Fanfiction: The Good, the Bad, and the (Somehow) Published

 

 

FanFiction logo*Please note that this article is an opinion-editorial.


Throughout the internet, there is a vast array of writings that are made by those who are dedicated to their subject matter, people who enjoy both creating an extension of established continuity for several franchises, as well as creating completely unthought of combinations for the pure sake of just having it done.  People of all ages, backgrounds, and writing skills work for long periods of time—sometimes as long as an hour—to create enjoyment for others.  These people are many, diverse, and relatively unknown in the grand scheme of things.  They are the ones who write fanfiction.

SPOILERS BELOW




The Good


I’m going to first say that not all fanfiction is horrible, or even made to give an already established world a badly done comb-over; in fact, I know of several people who not only enjoy reading fanfiction, but writing it, as well.  Fanfiction is a way for someone to express their writing skills in a safe, established environment without having to worry about creating too much original work such as world-building.  For some young (in terms of length of time writing, not age) writers, fanfiction is the best way to hone their skills, getting some feedback from readers who both do and do not know the source material well.  It’s good practice for the world of publishing as a whole, with the minor fact that it doesn’t deal with quite so much institutional bureaucracy as a publishing company does.  More to the point, I have written fanfiction.


In the past I’ve been part of a few online fan organizations devoted to Star Wars, and throughout my time with nearly each of them, I would write stories.  Whereas a lot of fanfiction revolves around established characters from the source material, most of mine were about original characters of either my own or someone else’s creation, thus making a somewhat unique, yet familiar, setting.  There were times when I used established characters, but they were for very minor roles, so as not to draw attention away from the “main” characters of my stories.  I feel that this is the best way to create fanfiction: write from the perspective of the unknown, the unseen, the unheard individuals in the established continuity.



The Bad


For every good piece of fanfiction out there, there are loads more that are just bad to the point where I want to gauge my eyes out.  It’s not so much that I have a problem with most of the plots or ideas behind a story, but it’s the execution that really brings it down for me.  A story can have such a great plot, with great characters—established or original—but if it isn’t told in a way that makes sense, it just doesn’t catch my attention.  It’s rather sad, to be honest, to see such great ideas go down because of how a person chose to write them.


And, let us not forget the ever popular pairing of unlikely characters for the sake of shock value.  I have no problems with shock value, it can be a wonderful tool, but it also needs to be believable; you cannot take two characters that are diametrically opposite of one another in terms of personalities and have conflicting experiences with one another and suddenly turn them into a lovey-dovey couple.  It just does not make sense to me, and if it doesn’t make sense, then it doesn’t tell a good story.



The (Somehow) Published


The hardest aspect of having fanfiction is getting it published legitimately.  Because of fair use laws, most stories cannot be published with the intention of acquiring profit—that’s why such sites as FanFiction.Net can exist without being prosecuted for their contents—but there is one way to get around those laws: get the approval of the copyright holder.  It’s not an easy thing to do and usually it is the copyright holder who asks the writers to create such stories.  In fact, this is how large universes such as Star Trek and Star Wars work.
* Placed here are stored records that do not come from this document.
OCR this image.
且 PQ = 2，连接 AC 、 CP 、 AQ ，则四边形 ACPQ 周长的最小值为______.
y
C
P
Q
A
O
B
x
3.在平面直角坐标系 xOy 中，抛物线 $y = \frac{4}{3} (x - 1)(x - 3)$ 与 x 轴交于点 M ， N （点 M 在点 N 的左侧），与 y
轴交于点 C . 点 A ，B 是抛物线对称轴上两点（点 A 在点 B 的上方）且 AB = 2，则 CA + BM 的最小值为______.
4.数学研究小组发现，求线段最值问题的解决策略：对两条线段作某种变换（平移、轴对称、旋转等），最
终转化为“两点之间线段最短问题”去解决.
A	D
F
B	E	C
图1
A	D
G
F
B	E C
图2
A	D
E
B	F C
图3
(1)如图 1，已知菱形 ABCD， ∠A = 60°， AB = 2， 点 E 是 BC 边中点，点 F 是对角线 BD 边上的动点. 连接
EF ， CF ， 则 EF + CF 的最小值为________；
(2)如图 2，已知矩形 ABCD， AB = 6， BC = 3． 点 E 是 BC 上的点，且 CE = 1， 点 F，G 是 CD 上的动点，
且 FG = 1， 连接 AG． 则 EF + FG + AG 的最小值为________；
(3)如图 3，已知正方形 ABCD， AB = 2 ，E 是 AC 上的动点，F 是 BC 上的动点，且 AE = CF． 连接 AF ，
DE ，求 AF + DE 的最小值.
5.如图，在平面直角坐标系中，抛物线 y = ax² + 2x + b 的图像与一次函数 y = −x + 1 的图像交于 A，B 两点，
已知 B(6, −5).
Authors are asked to contribute to the whole.  Some might argue that this isn’t really fanfiction, but rather a professional establishment; however, I want to point out something concerning that. Have you read all of the Trek and Wars books that are out there?  I haven’t and I’m a rather large fan of both, but the one thing I have observed is that there are several novels and short stories that are legitimately published in both franchises that just plain suck.


There are only a handful of books within the Star Wars Expanded Universe that I truly enjoy, with several more being an “okay” read, and with a few more being at the bottom of the pile with writing skills that make me want to cringe.  In comparison, the vast majority of the Trek books, which don’t interconnect like the EU does, are just outright horrible, with only a few—mostly written by Peter David—grabbing my literary attention.  The point I’m trying to make is this: I’ve read several fanfiction stories that are superior in storytelling and characterization than those that have been published under these two science fiction giants.  Fanfiction can be, and is, published for the reading masses, but that doesn’t make them worse—or better—than the ones on the Internet.



So, if you’re a fanfiction writer—and you’d be surprised how many of us have written such things in the past—try to remember that it shouldn’t be considered a means to an end.  Use your pieces as a way to hone your skills for when you want to write something original.  We need more good writers in the world.